Ce volume contient la deuxième partie d'À l'ombre des jeunes filles en fleurs, «Noms de pays : le pays» et Le Côté de Guermantes. Il marque ainsi le passage de la rêverie au réel. «Noms de pays : le pays » fait écho à «Noms de pays : le nom» et affronte à la poésie du nom de Balbec la réalité du lieu, comme Le Côté de Guermantes dévoile les Guermantes-personnages après que le narrateur a rêvé sur Guermantes-nom de personne. C'est à Balbec qu'apparaît la petite bande des jeunes filles pour qui le héros éprouve un amour «indivis», avant qu'Albertine ne vienne rompre, en émergeant du groupe, la cohésion où se neutralisaient «les diverses ondes sentimentales» que propageaient les jeunes filles. À Balbec que le narrateur rencontre le peintre Elstir, dont la conversation se fait leçon : d'où naît un nouveau pouvoir de regarder, une façon nouvelle de voir, grâce à cette métamorphose qu'est l'art, la beauté des choses là où il était impossible d'imaginer qu'elle fût. À Balbec encore que se dessinent les figures de Mme de Villeparisis, de Robert de Saint-Loup, du baron de Charlus, que Le Côté de Guermantes replacera dans leur contexte social et qui, avec d'autres, feront de cette partie d'À la recherche du temps perdu le roman de l'aristocratie, comme Du côté de chez Swann était celui de la bourgeoisie ; temps et lieu de la mort de l'enfance et de l'oubli de l'art - ramené à quelques apparitions mondaines -, Le Côté de Guermantes voit s'effacer, dans la mort, la maladie ou l'absence, les personnages combraysiens et s'ouvrir devant le narrateur ce monde neuf - le Monde - où s'abîment les illusions.
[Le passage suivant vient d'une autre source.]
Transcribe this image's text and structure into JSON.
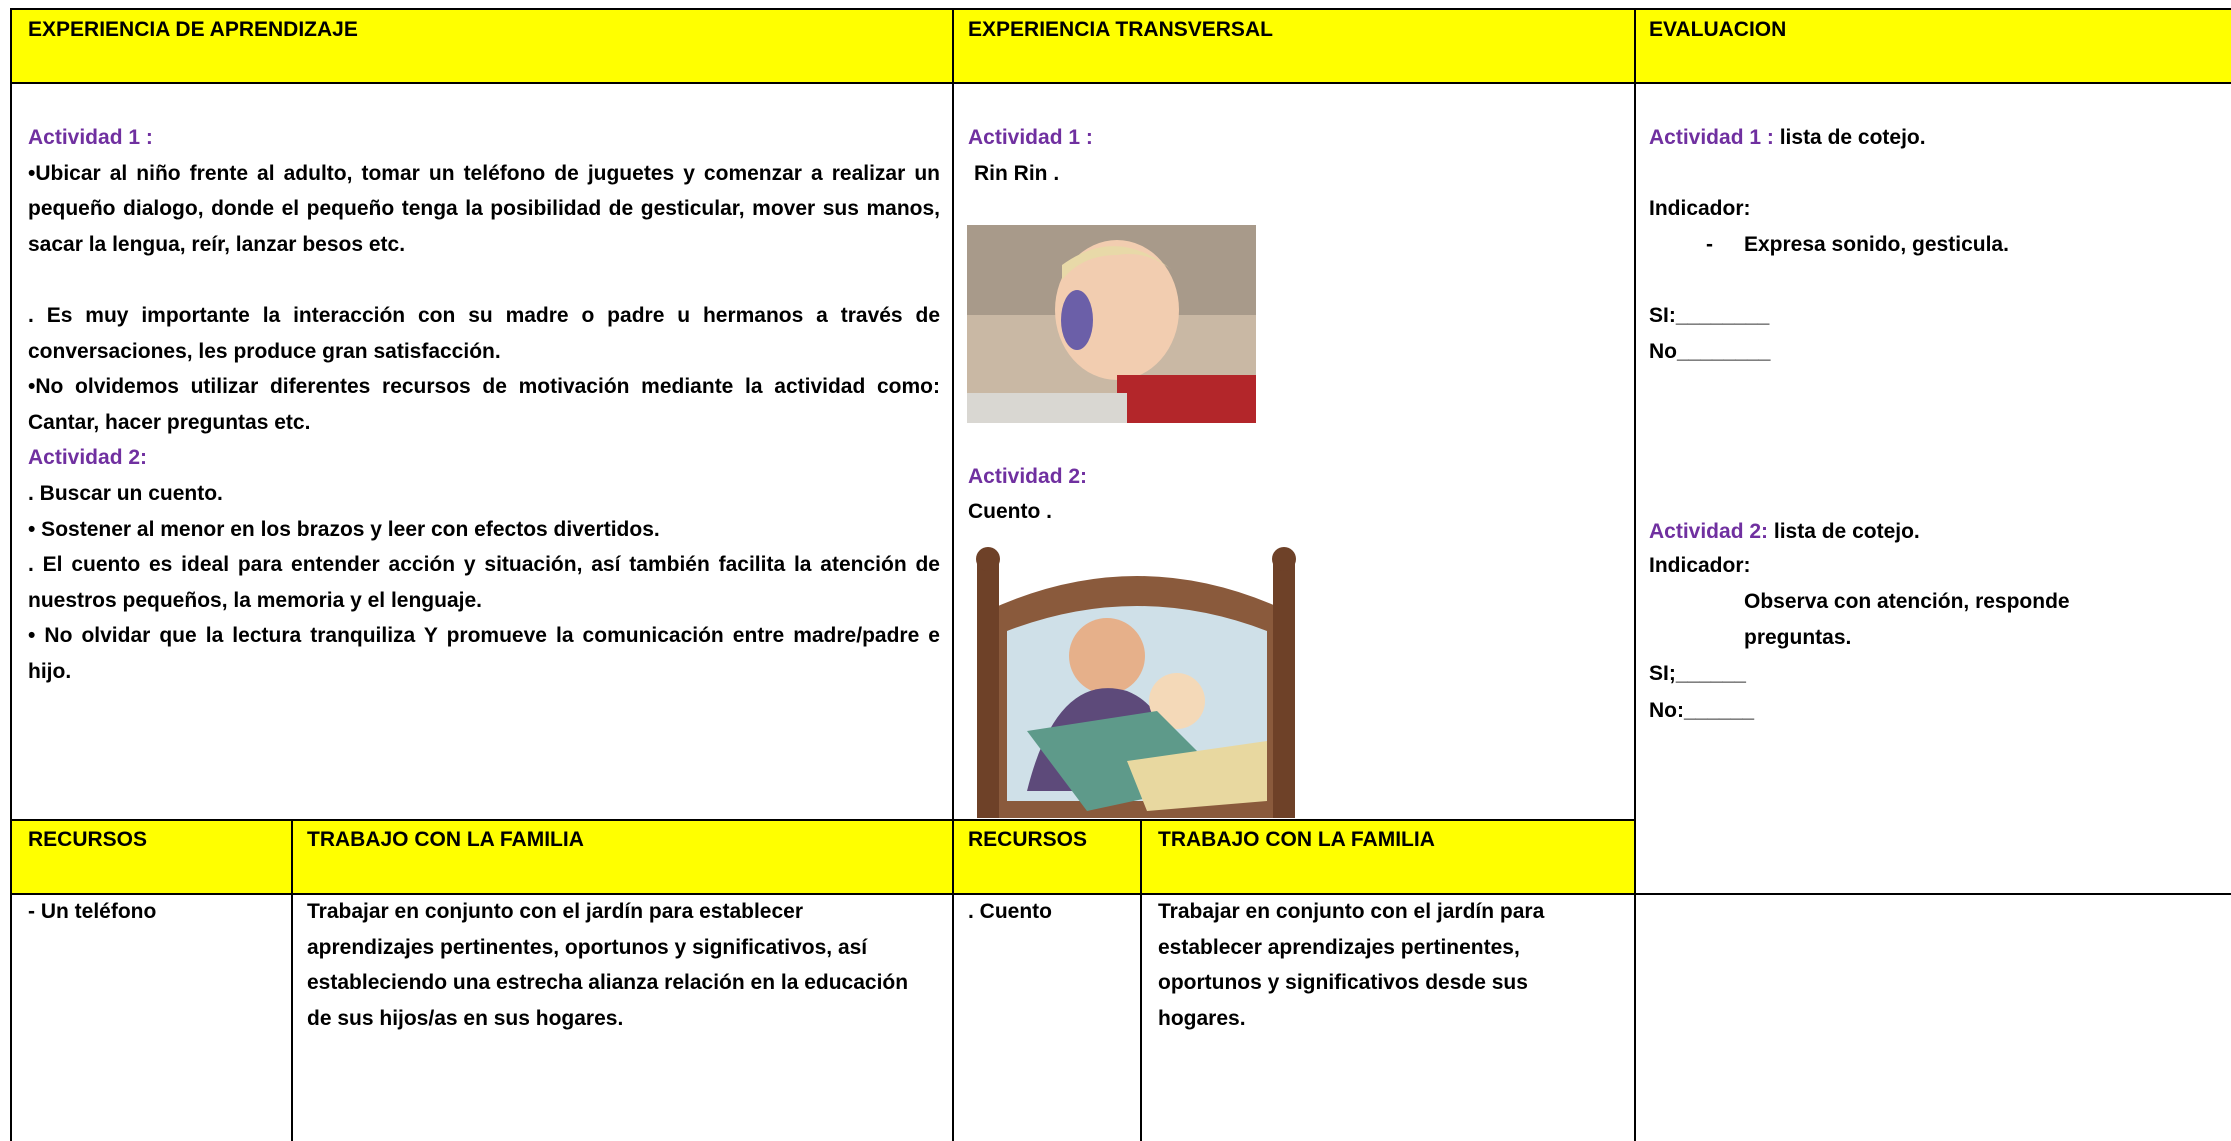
{
  "header": {
    "col1": "EXPERIENCIA DE APRENDIZAJE",
    "col2": "EXPERIENCIA TRANSVERSAL",
    "col3": "EVALUACION"
  },
  "aprendizaje": {
    "actividad1_label": "Actividad 1 :",
    "actividad1_paragraphs": [
      "•Ubicar al niño frente al adulto, tomar un teléfono de juguetes y comenzar a realizar un pequeño dialogo, donde el pequeño tenga la posibilidad de gesticular, mover sus manos, sacar la lengua, reír, lanzar besos etc.",
      ". Es muy importante la interacción con su madre o padre u hermanos a través de conversaciones, les produce gran satisfacción.",
      "•No olvidemos utilizar diferentes recursos de motivación mediante la actividad como: Cantar, hacer preguntas etc."
    ],
    "actividad2_label": "Actividad 2:",
    "actividad2_paragraphs": [
      ". Buscar un cuento.",
      "• Sostener al menor en los brazos y  leer con efectos divertidos.",
      ". El cuento  es ideal para entender acción y situación, así también facilita la atención de nuestros pequeños, la memoria y el lenguaje.",
      "• No olvidar que la lectura tranquiliza Y promueve la comunicación entre madre/padre e hijo."
    ]
  },
  "transversal": {
    "actividad1_label": "Actividad 1 :",
    "actividad1_text": "Rin Rin .",
    "actividad2_label": "Actividad 2:",
    "actividad2_text": "Cuento ."
  },
  "evaluacion": {
    "actividad1_label": "Actividad 1 :",
    "actividad1_text": "lista de cotejo.",
    "indicador1_label": "Indicador:",
    "indicador1_bullet": "-",
    "indicador1_text": "Expresa sonido, gesticula.",
    "si1": "SI:________",
    "no1": "No________",
    "actividad2_label": "Actividad 2:",
    "actividad2_text": "lista de cotejo.",
    "indicador2_label": "Indicador:",
    "indicador2_text": "Observa con atención, responde preguntas.",
    "si2": "SI;______",
    "no2": "No:______"
  },
  "subheader": {
    "recursos1": "RECURSOS",
    "familia1": "TRABAJO CON LA FAMILIA",
    "recursos2": "RECURSOS",
    "familia2": "TRABAJO CON LA FAMILIA"
  },
  "bottom": {
    "recursos1": "- Un teléfono",
    "familia1": "Trabajar en conjunto con el jardín para establecer aprendizajes pertinentes, oportunos y significativos, así estableciendo una estrecha alianza relación en la educación de sus hijos/as en sus hogares.",
    "recursos2": ". Cuento",
    "familia2": "Trabajar en conjunto con el jardín para establecer aprendizajes pertinentes, oportunos y significativos desde sus hogares."
  }
}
On découvrira, à la suite des textes et sur plus de 400 pages, les versions primitives de «Noms de pays : le pays» et du Côté de Guermantes. Leur intérêt et leur richesse ne sont plus à démontrer. Il n'est que de rappeler la réponse d'Elstir à son jeune visiteur admirant une de ses toiles, Le Port de Carquehuit : «J'ai fait une petite esquisse où on voit bien mieux la cernure de la plage. Le tableau n'est pas trop mal, mais c'est autre chose.»